Rudy Smith with Bent Jædig(sax) and Richard Boone(trombone)


Rudy Smith in Brussels Jazz Club with Charles Loos(piano)
Roger Vanhaverbeke(bass) and Freddy Rottier(drums)


Rudy Smith at Jazz Society, San Francisco, 1983
With, amongst others, George Cables(piano)


Rudy Smith in Amsterdam with Thijmen Hoolwerf(guitar) amongst others.
1980s


Rudy Smith in Toronto, 1993
With Norman Marchall-Villeneuve(drums) and Kieran Overs(bass)

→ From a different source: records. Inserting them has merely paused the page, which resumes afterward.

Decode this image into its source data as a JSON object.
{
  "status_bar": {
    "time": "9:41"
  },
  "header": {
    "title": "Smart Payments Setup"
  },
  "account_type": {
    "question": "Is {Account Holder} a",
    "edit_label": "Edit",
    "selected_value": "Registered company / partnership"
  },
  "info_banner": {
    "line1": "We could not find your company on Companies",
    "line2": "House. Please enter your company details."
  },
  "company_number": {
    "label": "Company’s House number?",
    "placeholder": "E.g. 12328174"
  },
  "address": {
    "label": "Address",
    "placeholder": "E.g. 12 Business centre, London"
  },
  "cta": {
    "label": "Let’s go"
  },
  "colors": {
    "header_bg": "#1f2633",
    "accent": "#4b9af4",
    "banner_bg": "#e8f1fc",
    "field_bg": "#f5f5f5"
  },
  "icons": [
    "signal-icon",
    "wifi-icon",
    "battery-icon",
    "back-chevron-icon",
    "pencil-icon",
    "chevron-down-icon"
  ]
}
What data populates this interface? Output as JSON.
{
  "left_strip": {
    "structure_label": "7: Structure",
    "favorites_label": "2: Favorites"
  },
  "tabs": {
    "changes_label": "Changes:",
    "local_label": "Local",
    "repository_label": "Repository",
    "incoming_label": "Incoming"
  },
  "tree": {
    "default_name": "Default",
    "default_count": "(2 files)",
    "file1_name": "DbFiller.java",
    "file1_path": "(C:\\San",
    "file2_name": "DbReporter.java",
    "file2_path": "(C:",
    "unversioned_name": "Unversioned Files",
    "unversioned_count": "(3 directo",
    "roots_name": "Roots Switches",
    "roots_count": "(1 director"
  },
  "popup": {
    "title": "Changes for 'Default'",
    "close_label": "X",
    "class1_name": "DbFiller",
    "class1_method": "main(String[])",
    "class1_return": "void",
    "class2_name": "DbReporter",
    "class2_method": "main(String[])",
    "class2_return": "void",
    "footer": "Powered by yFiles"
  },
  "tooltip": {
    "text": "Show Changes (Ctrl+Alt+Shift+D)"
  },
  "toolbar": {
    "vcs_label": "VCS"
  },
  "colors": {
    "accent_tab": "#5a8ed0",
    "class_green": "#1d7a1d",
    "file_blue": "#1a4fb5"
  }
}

Rudy Smith in Copenhagen with Jens Klüver Sixtet, early 1990s


Rudy Smith in Helsinki with Jukka Syrenius Blues Band, 1990s


Rudy Smith in Rotterdam with Jerry Tilitz amongst others. 1990s

The introduction of the steel pan instrument in jazz.

It all started in 1965 in Spain with The Modern Sound Quartet: Rudy Smith on Alto Pans, Danny Grant on Double Second, Ansel Joseph on Six Bass and George Allyn on Drums. They formed the first all steel pan jazz group.

The four bandmembers Smith, Joseph, Grant and Allyn had been playing in the Merry Makers Steel Band from Sackville Street, Port of Spain, Trinidad, a band that originated from the Red Army Steel Band of Prince Street, also in Port of Spain.
In the Merry Makers the 4 musicians had been the youngest members in this constellation of ten which comprised 8 Pan players, Alfred ‘Valger’ Cooper, Alfred ‘Sack’ Mayers, Cecil ‘Lord’ Yuille, Ansel ‘Baboolal’ Joseph, Buntin ‘Danny’ Grant, George ‘Cuma’ Anderson, Herbert George and Rudy ‘Twoleft’ Smith, a vocalist Daphne Shepard and a Limbo Dancer, Nolan Jacob.

Before leaving Trinidad to tour Europe on 8th. December 1962, the Merry Makers toured Suriname, Venezuela, Martinique and Barbados to perform at concerts and functions. In Europe, over the next couple of years the The Merry Makers played in Germany, Sweden, Switzerland, Italy, Austria to name a few places.

After the tour ended, Smith, Joseph, Grant and Allyn formed their own band, The Modern Sound Quartet. In 1964-1965 they were in Torremolinos in Spain playing in The Blue Note Jazz Club. Their repertoire had been normal steel band music but after a while Thijmen Hoolwerf, the dutch guitar player engaged with Pia Becks featured band in the club, encouraged them to play jazz.

And that was the birth of the steel pan in jazz music.